Kumlu Buku. Ancient Amos five miles NE of Ciftlik. Ruins atop a bluff above the beach, including extensive coursed polygonal walls, inscribed blocks, and an altar to Dionysus (see Greek Gods To Know). On the beach below is a delightful luncheon stop belonging to the Hotel Dionysus, while at the other end of the beach is a restaurant featuring superb Beijing cuisine and unsurpassed ice cream crepes.
Marmaris. Seven miles north of Kumlu Buku, slight remains of ancient Physcus may be found behind the Tansas parking facility near the water front statue of Kemal Ataturk. Marmaris is otherwise a bazaar town full of crafty rug merchants, beach tourists, and waterfront restaurants, but featuring fine doner kebap and exquisite pizza. A fortress built in 1522 to house Suleiman The Magnificent while his fleet and armies assembled for the conquest of Rhodes now houses ancient statue torsos, heads, bas-reliefs, column pedestals, stellae, and amphora. Yacht-voyeurism, like Donald's "Marla" (present name unknown) and "Airwaves," one of the megayachts belonging to the Uzan family, beneficiaries of almost three billion dollars in un-repaid advances from Motorola and Nokia. In 480 BC, however, voyeurs watched Artemisia the Elder outfit galleys here for the Persian Xerxes, each about 128' in length and propelled by 170 Carian oarsmen.
Ekincik. Twenty miles east of Marmaris, Ekincik Bay is a pine encircled bit of Utopia. And does it have a restaurant! One of the better full-menu dining establishments on the south coast, situated with a delightful view, the service impeccable. And beaches. And a river boat to ancient Caunos. You can read about Caunos in Herodotus's History, a city-state and maritime power until its citizens were dispatched in 545 BC by the Persian Harpagus. There remains nevertheless considerable evidence of the ancient city's revival under Mausolus of Caria and, of course, under the Romans. Dramatic rock tombs further up river near Dalyan and its fresh-water lake.

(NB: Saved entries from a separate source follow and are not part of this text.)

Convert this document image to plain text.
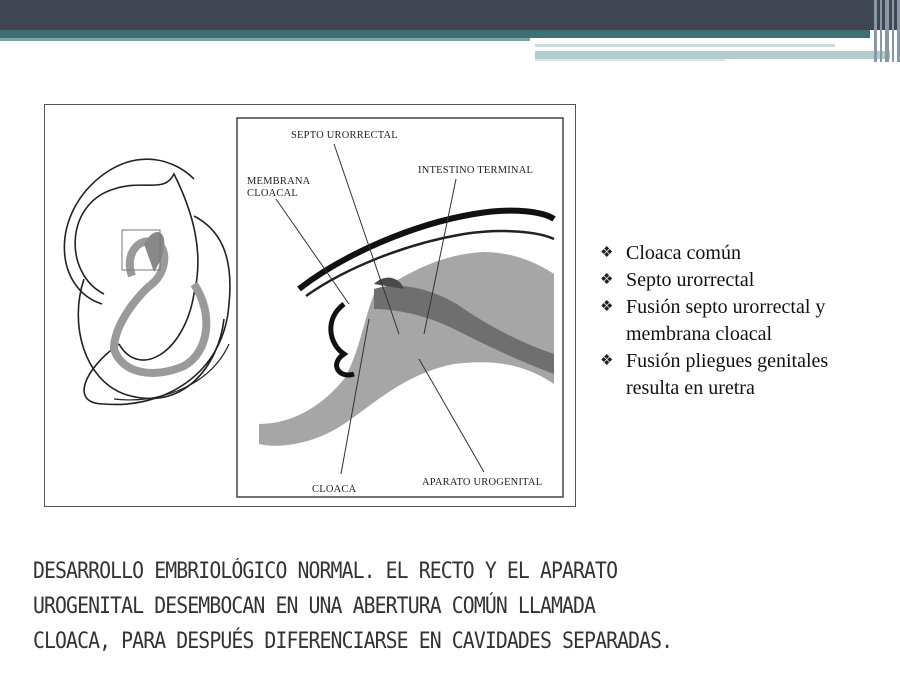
SEPTO URORRECTAL
INTESTINO TERMINAL
MEMBRANA
CLOACAL
CLOACA
APARATO UROGENITAL
❖ Cloaca común
❖ Septo urorrectal
❖ Fusión septo urorrectal y
membrana cloacal
❖ Fusión pliegues genitales
resulta en uretra

DESARROLLO EMBRIOLÓGICO NORMAL. EL RECTO Y EL APARATO
UROGENITAL DESEMBOCAN EN UNA ABERTURA COMÚN LLAMADA
CLOACA, PARA DESPUÉS DIFERENCIARSE EN CAVIDADES SEPARADAS.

*The beginning of the end was probably less definite, rather a gradual consequence of hubris attached to empire and unbridled power following defeat of the Persians. Witness Donald Rumsfeld for personification of hubris and unbridled power following defeat of Saddam Hussein. For additional insight on Rumsfeld see the disclaimer at Cruising Alexander's Path.
Click on underlined Teal
Text words for additional
photographs and maps.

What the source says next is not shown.